CORPO E REPRESENTAÇÃO
A figura humana, na literatura e na arte em geral, tem um estatuto diferente da real, na qual o isolamento do corpo, em tantos aspectos apenas aparente, se apresenta, do ponto de vista da percepção, precisamente como a expressão menos ilusória da solidão moral do homem face a Deus. O ‘Não farás nenhuma imagem’ não serve apenas para evitar a idolatria. Com incomparável evidência, a proibição de representar o corpo afasta também a ilusão de que a esfera a reproduzir seria aquela em que a essência moral do homem se torna perceptível. Toda a esfera moral está ligada à vida no seu sentido extremo, nomeadamente naquele ponto em que, na morte, a vida se realiza como o lugar do perigo por excelência. E esta vida, que nos afecta moralmente, isto é, na nossa singularidade, apresenta-se, do ponto de vista da criação artística, como algo de negativo – ou pelo menos assim deveria ser. A arte não pode, de facto, permitir de forma alguma que alguém a promova, nas suas obras, a tribunal da consciência. (Walter Benjamin, op. cit.)

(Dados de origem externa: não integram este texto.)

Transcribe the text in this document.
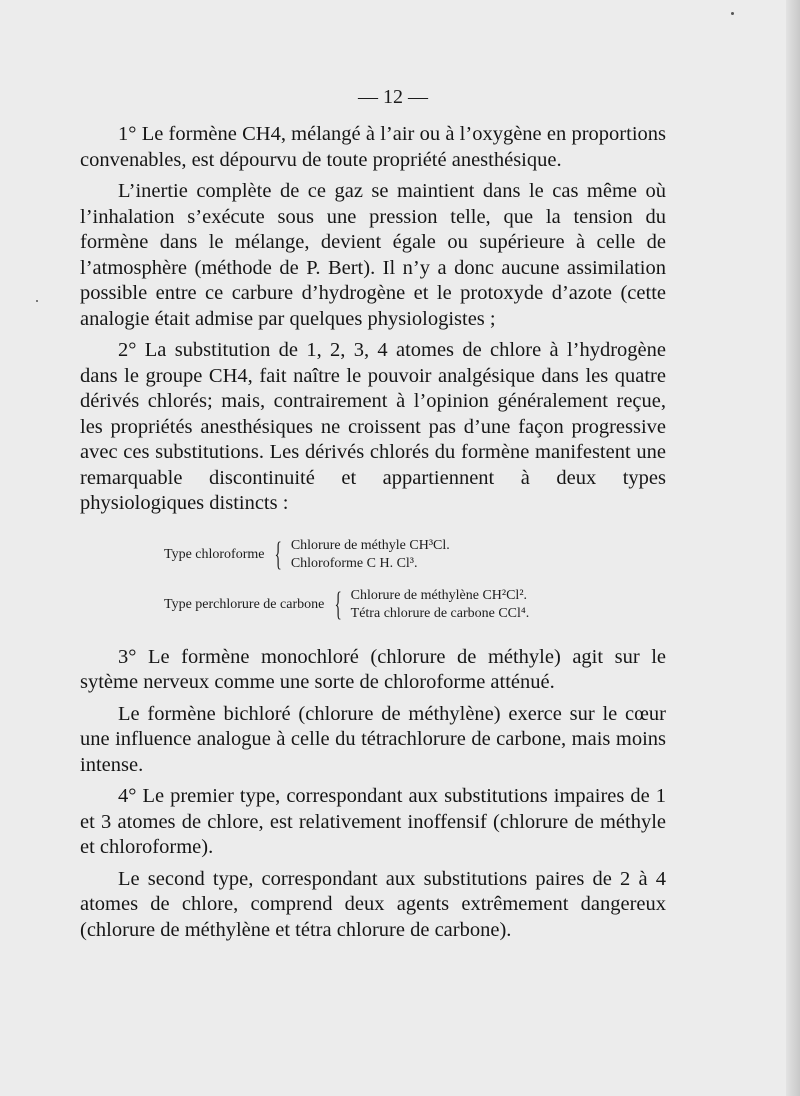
— 12 —

1° Le formène CH4, mélangé à l’air ou à l’oxygène en proportions convenables, est dépourvu de toute propriété anesthésique.

L’inertie complète de ce gaz se maintient dans le cas même où l’inhalation s’exécute sous une pression telle, que la tension du formène dans le mélange, devient égale ou supérieure à celle de l’atmosphère (méthode de P. Bert). Il n’y a donc aucune assimilation possible entre ce carbure d’hydrogène et le protoxyde d’azote (cette analogie était admise par quelques physiologistes ;

2° La substitution de 1, 2, 3, 4 atomes de chlore à l’hydrogène dans le groupe CH4, fait naître le pouvoir analgésique dans les quatre dérivés chlorés; mais, contrairement à l’opinion généralement reçue, les propriétés anesthésiques ne croissent pas d’une façon progressive avec ces substitutions. Les dérivés chlorés du formène manifestent une remarquable discontinuité et appartiennent à deux types physiologiques distincts :

Type chloroforme { Chlorure de méthyle CH³Cl.
Chloroforme C H. Cl³.
Type perchlorure de carbone { Chlorure de méthylène CH²Cl².
Tétra chlorure de carbone CCl⁴.

3° Le formène monochloré (chlorure de méthyle) agit sur le sytème nerveux comme une sorte de chloroforme atténué.

Le formène bichloré (chlorure de méthylène) exerce sur le cœur une influence analogue à celle du tétrachlorure de carbone, mais moins intense.

4° Le premier type, correspondant aux substitutions impaires de 1 et 3 atomes de chlore, est relativement inoffensif (chlorure de méthyle et chloroforme).

Le second type, correspondant aux substitutions paires de 2 à 4 atomes de chlore, comprend deux agents extrêmement dangereux (chlorure de méthylène et tétra chlorure de carbone).
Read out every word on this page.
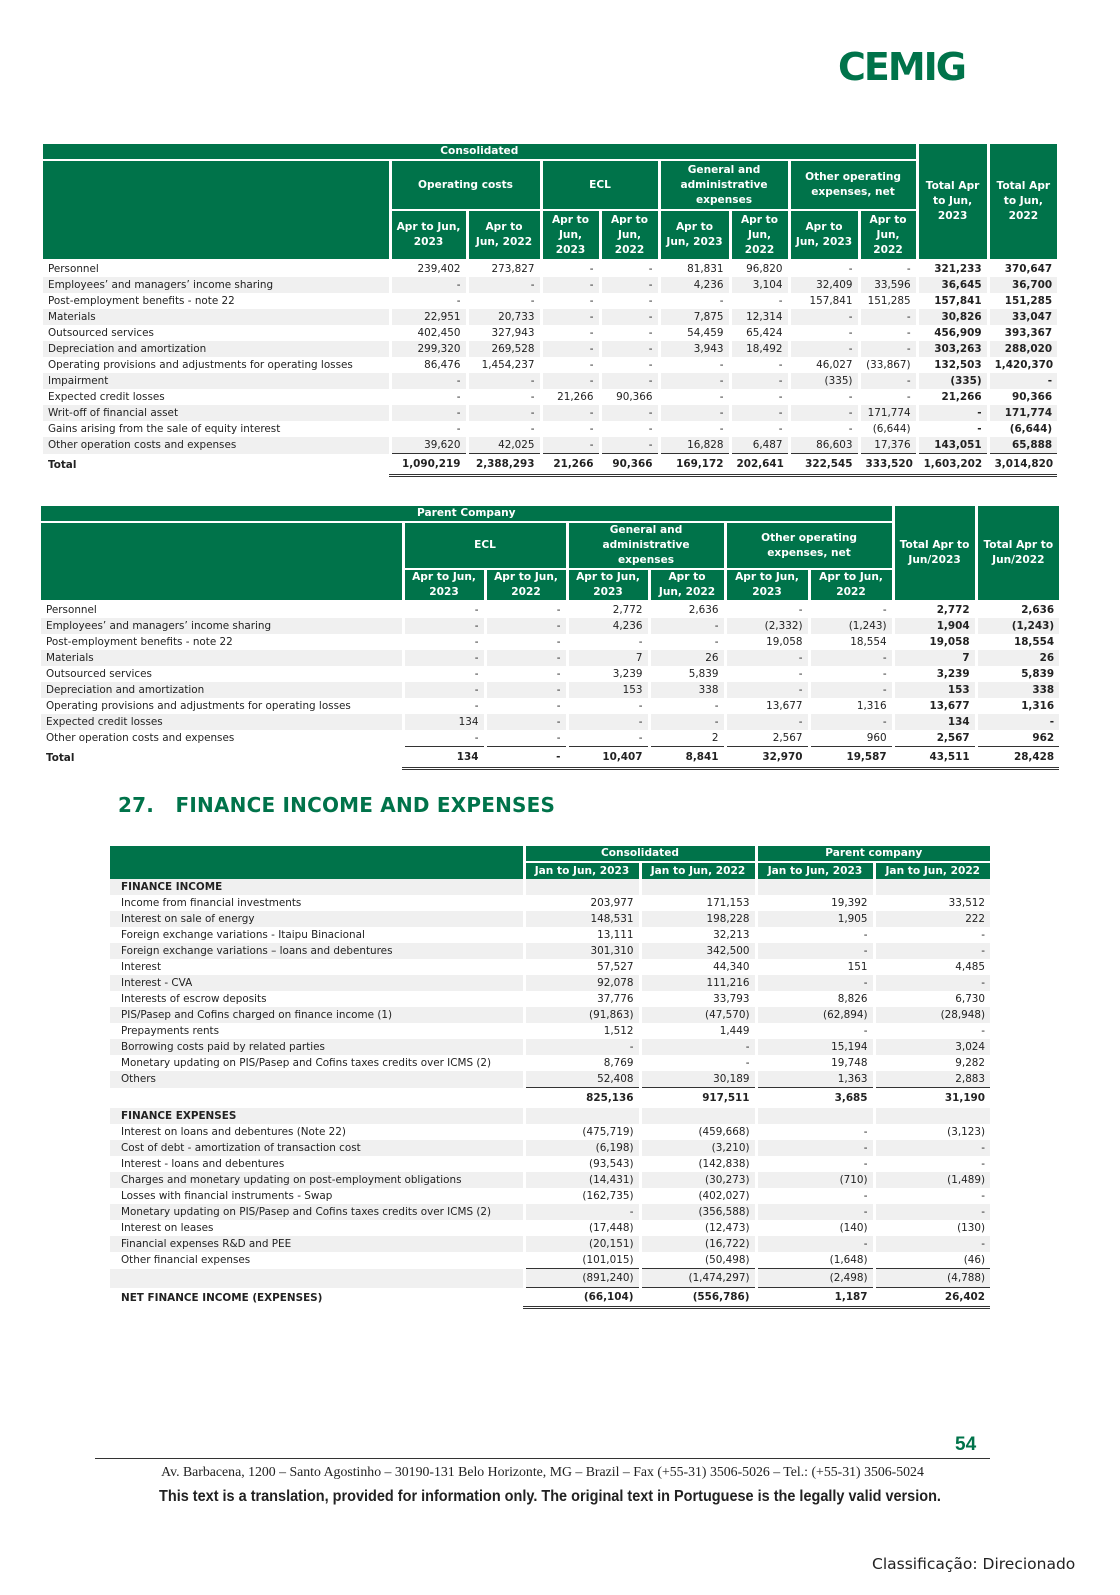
CEMIG
Consolidated									Total Apr to Jun, 2023	Total Apr to Jun, 2022
	Operating costs		ECL		General and administrative expenses		Other operating expenses, net			
	Apr to Jun, 2023	Apr to Jun, 2022	Apr to Jun, 2023	Apr to Jun, 2022	Apr to Jun, 2023	Apr to Jun, 2022	Apr to Jun, 2023	Apr to Jun, 2022		
Personnel	239,402	273,827	-	-	81,831	96,820	-	-	321,233	370,647
Employees’ and managers’ income sharing	-	-	-	-	4,236	3,104	32,409	33,596	36,645	36,700
Post-employment benefits - note 22	-	-	-	-	-	-	157,841	151,285	157,841	151,285
Materials	22,951	20,733	-	-	7,875	12,314	-	-	30,826	33,047
Outsourced services	402,450	327,943	-	-	54,459	65,424	-	-	456,909	393,367
Depreciation and amortization	299,320	269,528	-	-	3,943	18,492	-	-	303,263	288,020
Operating provisions and adjustments for operating losses	86,476	1,454,237	-	-	-	-	46,027	(33,867)	132,503	1,420,370
Impairment	-	-	-	-	-	-	(335)	-	(335)	-
Expected credit losses	-	-	21,266	90,366	-	-	-	-	21,266	90,366
Writ-off of financial asset	-	-	-	-	-	-	-	171,774	-	171,774
Gains arising from the sale of equity interest	-	-	-	-	-	-	-	(6,644)	-	(6,644)
Other operation costs and expenses	39,620	42,025	-	-	16,828	6,487	86,603	17,376	143,051	65,888
Total	1,090,219	2,388,293	21,266	90,366	169,172	202,641	322,545	333,520	1,603,202	3,014,820
Parent Company							Total Apr to Jun/2023	Total Apr to Jun/2022
	ECL		General and administrative expenses		Other operating expenses, net			
	Apr to Jun, 2023	Apr to Jun, 2022	Apr to Jun, 2023	Apr to Jun, 2022	Apr to Jun, 2023	Apr to Jun, 2022		
Personnel	-	-	2,772	2,636	-	-	2,772	2,636
Employees’ and managers’ income sharing	-	-	4,236	-	(2,332)	(1,243)	1,904	(1,243)
Post-employment benefits - note 22	-	-	-	-	19,058	18,554	19,058	18,554
Materials	-	-	7	26	-	-	7	26
Outsourced services	-	-	3,239	5,839	-	-	3,239	5,839
Depreciation and amortization	-	-	153	338	-	-	153	338
Operating provisions and adjustments for operating losses	-	-	-	-	13,677	1,316	13,677	1,316
Expected credit losses	134	-	-	-	-	-	134	-
Other operation costs and expenses	-	-	-	2	2,567	960	2,567	962
Total	134	-	10,407	8,841	32,970	19,587	43,511	28,428
27. FINANCE INCOME AND EXPENSES
	Consolidated		Parent company	
	Jan to Jun, 2023	Jan to Jun, 2022	Jan to Jun, 2023	Jan to Jun, 2022
FINANCE INCOME				
Income from financial investments	203,977	171,153	19,392	33,512
Interest on sale of energy	148,531	198,228	1,905	222
Foreign exchange variations - Itaipu Binacional	13,111	32,213	-	-
Foreign exchange variations – loans and debentures	301,310	342,500	-	-
Interest	57,527	44,340	151	4,485
Interest - CVA	92,078	111,216	-	-
Interests of escrow deposits	37,776	33,793	8,826	6,730
PIS/Pasep and Cofins charged on finance income (1)	(91,863)	(47,570)	(62,894)	(28,948)
Prepayments rents	1,512	1,449	-	-
Borrowing costs paid by related parties	-	-	15,194	3,024
Monetary updating on PIS/Pasep and Cofins taxes credits over ICMS (2)	8,769	-	19,748	9,282
Others	52,408	30,189	1,363	2,883
	825,136	917,511	3,685	31,190
FINANCE EXPENSES				
Interest on loans and debentures (Note 22)	(475,719)	(459,668)	-	(3,123)
Cost of debt - amortization of transaction cost	(6,198)	(3,210)	-	-
Interest - loans and debentures	(93,543)	(142,838)	-	-
Charges and monetary updating on post-employment obligations	(14,431)	(30,273)	(710)	(1,489)
Losses with financial instruments - Swap	(162,735)	(402,027)	-	-
Monetary updating on PIS/Pasep and Cofins taxes credits over ICMS (2)	-	(356,588)	-	-
Interest on leases	(17,448)	(12,473)	(140)	(130)
Financial expenses R&D and PEE	(20,151)	(16,722)	-	-
Other financial expenses	(101,015)	(50,498)	(1,648)	(46)
	(891,240)	(1,474,297)	(2,498)	(4,788)
NET FINANCE INCOME (EXPENSES)	(66,104)	(556,786)	1,187	26,402
54
Av. Barbacena, 1200 – Santo Agostinho – 30190-131 Belo Horizonte, MG – Brazil – Fax (+55-31) 3506-5026 – Tel.: (+55-31) 3506-5024
This text is a translation, provided for information only. The original text in Portuguese is the legally valid version.
Classificação: Direcionado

Esta citação de Benjamin apresenta, em escorço, algumas das questões mais decisivas sobre a relação, múltipla e complexa, que a arte possui com o corpo humano. Não cabe aqui fazer uma história dessas relações, importa antes realçar a relação entre arte e moralidade, ou seja, entre as produções artísticas e os juízos de valor moral. Muito já foi escrito e pensado sobre este tema e até existe um certo tipo de arte que assume como seu ponto de partida, e núcleo central, a política e o julgamento sobre os destinos do mundo e da humanidade: uma espécie de tentativa de transformar as obras de arte num tribunal especial e os artistas em juízes inesperados . No que aqui nos interessa esse não é o caso. Em qualquer momento, e do nosso ponto de vista, não serve a arte de ferramenta de averiguação do carácter correcto ou incorrecto, justo ou injusto do real. Antes trate-se de uma instância de compreensão, do registo em finas linhas que desenham uma determinada imagem da realidade: sem a assunção de qualquer tipo de valor sobre o esforço, cognitivo e emocional, que lhe dá origem. A haver compromisso ele dá-se com a própria arte. Lembrem-se as afirmações de Rui Chafes “Acredito na arte como o único deus”: aqui reside a possibilidade não da salvação individual, mas do compromisso com as energias, incapturáveis por um espírito lógico-racionalista, que dão forma ao gesto do escultor e ao próprio objecto esculpido.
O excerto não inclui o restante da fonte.